Like many long term conditions, such as diabetes or hypertension, there is no cure as such, but MS is becoming more and more treatable. People with MS are generally aware that a good diet, which is low in animal fat and red meat, can be helpful, and vitamin D is often recommended as well. Smoking seems to make the condition worse. Infections can trigger relapses and need to be treated quickly, or prevented by annual flu immunisations. Some of the symptoms of MS can also be treated to make them less intrusive, and there is a great deal to be gained through optimal use of drugs and physical therapy for this purpose.

MS & Me – Extra

There is also greater and greater scope for tackling the fundamental processes by which MS causes damage, through preventing inflammation and relapse. The first drugs of this kind became available in the 1990s and were of the beta interferon class. These drugs work by disrupting the communication between immune cells which leads to the formation of MS plaques. The beta interferons were followed by copaxone, which looks chemically like myelin and prevents the immune system from attacking the natural myelin in the brain. These so-called first line drugs, which are all taken by injection, have been in continuous use for more than a decade, and seem to be safe for long term use.

Five other drugs, including some which are given as tablets and others as infrequent injections, have since become available, and others are on the way. These drugs work on different aspects of immunological function to prevent attacks, and are becoming increasingly powerful. In fact, there is real hope that, if used properly, they can stabilise many of the cases of relapsing MS. However, access to treatment remains unequal, partly because of limited awareness of treatment among physicians, and partly because of the high cost of the medication.

Major challenges remain. Problems with thinking and memory are well recognised but not yet treatable. Profound fatigue can also be a major cause of disability and remains poorly understood. The major unmet need, however, is for treatments which can prevent nerve degeneration and progressive disability, and for treatments which can repair the nervous system once it is damaged. Both are areas of active research through a major effort involving national and international teams of scientists.

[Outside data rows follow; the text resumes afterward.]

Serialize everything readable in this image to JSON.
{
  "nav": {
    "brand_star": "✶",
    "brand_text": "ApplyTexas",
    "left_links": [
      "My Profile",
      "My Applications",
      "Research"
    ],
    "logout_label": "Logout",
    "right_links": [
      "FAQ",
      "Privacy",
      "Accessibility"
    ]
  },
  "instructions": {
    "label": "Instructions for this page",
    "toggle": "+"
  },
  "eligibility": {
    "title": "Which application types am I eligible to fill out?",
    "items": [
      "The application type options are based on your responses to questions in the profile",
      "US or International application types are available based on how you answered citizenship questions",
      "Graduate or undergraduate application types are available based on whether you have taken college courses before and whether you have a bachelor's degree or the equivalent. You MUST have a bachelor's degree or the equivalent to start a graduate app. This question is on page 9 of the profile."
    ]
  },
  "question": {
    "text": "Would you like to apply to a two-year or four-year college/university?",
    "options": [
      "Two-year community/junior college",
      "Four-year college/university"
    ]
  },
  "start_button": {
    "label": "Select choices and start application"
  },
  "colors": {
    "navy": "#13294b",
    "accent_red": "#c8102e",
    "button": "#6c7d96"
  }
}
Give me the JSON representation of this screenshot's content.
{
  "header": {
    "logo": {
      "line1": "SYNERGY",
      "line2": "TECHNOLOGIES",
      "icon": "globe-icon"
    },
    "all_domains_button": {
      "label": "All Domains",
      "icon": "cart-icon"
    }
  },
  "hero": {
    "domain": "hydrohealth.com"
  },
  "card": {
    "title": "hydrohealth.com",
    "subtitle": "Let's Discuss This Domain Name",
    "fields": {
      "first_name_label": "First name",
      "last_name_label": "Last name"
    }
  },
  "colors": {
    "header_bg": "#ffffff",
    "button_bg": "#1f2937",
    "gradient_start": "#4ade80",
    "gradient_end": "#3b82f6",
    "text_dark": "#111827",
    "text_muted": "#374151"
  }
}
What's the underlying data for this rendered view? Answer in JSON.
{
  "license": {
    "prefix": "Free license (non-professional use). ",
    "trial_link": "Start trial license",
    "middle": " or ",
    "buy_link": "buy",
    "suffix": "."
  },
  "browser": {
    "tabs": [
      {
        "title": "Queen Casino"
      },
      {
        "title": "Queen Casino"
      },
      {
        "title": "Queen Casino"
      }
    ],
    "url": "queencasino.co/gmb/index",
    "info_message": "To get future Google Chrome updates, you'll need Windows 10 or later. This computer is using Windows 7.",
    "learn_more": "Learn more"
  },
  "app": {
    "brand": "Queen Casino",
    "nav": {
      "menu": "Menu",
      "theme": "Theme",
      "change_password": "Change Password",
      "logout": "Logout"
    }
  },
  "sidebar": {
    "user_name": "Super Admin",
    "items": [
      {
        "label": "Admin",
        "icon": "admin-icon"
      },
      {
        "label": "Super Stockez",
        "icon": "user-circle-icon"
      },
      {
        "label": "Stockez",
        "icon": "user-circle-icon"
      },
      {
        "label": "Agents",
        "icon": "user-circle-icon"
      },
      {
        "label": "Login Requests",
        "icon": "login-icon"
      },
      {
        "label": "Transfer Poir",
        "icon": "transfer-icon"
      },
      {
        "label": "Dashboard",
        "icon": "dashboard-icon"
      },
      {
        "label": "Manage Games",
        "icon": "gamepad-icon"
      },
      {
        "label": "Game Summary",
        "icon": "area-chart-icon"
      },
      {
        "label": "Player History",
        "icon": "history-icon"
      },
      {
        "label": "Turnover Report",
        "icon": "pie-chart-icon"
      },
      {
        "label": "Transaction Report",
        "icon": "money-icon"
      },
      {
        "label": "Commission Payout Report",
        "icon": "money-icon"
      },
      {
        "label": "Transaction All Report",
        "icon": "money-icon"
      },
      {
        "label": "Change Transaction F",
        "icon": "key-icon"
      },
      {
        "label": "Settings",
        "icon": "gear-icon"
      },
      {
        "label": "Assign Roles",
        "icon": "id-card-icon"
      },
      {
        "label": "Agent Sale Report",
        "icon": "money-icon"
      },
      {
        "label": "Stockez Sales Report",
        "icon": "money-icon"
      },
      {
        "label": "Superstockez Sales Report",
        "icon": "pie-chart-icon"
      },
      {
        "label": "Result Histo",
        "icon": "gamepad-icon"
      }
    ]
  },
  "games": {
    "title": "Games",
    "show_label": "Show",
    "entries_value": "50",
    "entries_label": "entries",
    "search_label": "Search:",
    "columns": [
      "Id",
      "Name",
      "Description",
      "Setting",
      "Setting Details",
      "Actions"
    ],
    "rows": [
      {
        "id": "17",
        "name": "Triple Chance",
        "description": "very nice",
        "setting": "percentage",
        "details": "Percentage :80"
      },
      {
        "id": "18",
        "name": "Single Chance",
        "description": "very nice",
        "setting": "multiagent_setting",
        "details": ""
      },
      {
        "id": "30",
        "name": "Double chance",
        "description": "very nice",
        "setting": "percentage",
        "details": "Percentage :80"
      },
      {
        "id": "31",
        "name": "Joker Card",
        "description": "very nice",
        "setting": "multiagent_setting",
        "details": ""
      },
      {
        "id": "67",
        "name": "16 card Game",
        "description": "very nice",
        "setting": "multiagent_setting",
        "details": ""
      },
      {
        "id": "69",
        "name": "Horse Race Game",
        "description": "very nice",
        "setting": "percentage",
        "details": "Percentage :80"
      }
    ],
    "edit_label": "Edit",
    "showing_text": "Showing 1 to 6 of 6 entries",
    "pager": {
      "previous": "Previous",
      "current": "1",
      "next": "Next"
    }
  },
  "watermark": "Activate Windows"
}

It can take around 15 years for promising scientific leads to be developed into effective treatments through clinical trials, because a lot of testing has to be done to make sure that a drug is safe and effective. The amount of work required for this process also means that these drugs are expensive.

At the moment, quite apart from drugs for relapsing MS, there are trials either planned or under way for drugs to protect nerve cells and to repair myelin. Stem cell treatment is also being tested to address these twin needs for so-called neuroprotection and neurorepair. This pace of discovery suggests that breakthroughs are likely to occur in the next few years, allowing physicians to offer real optimism to their patients for the future.

Raj Kapoor is a consultant neurologist at the National Hospital for Neurology and Neurosurgery in London, and reader in Neurology at UCL. He graduated from the University of Oxford in 1981, and completed his neurological training in London after carrying out research for a doctorate on Neurobiology in New York and Oxford. He specialises in multiple sclerosis, and is heavily involved in the international programme to develop new treatments for it.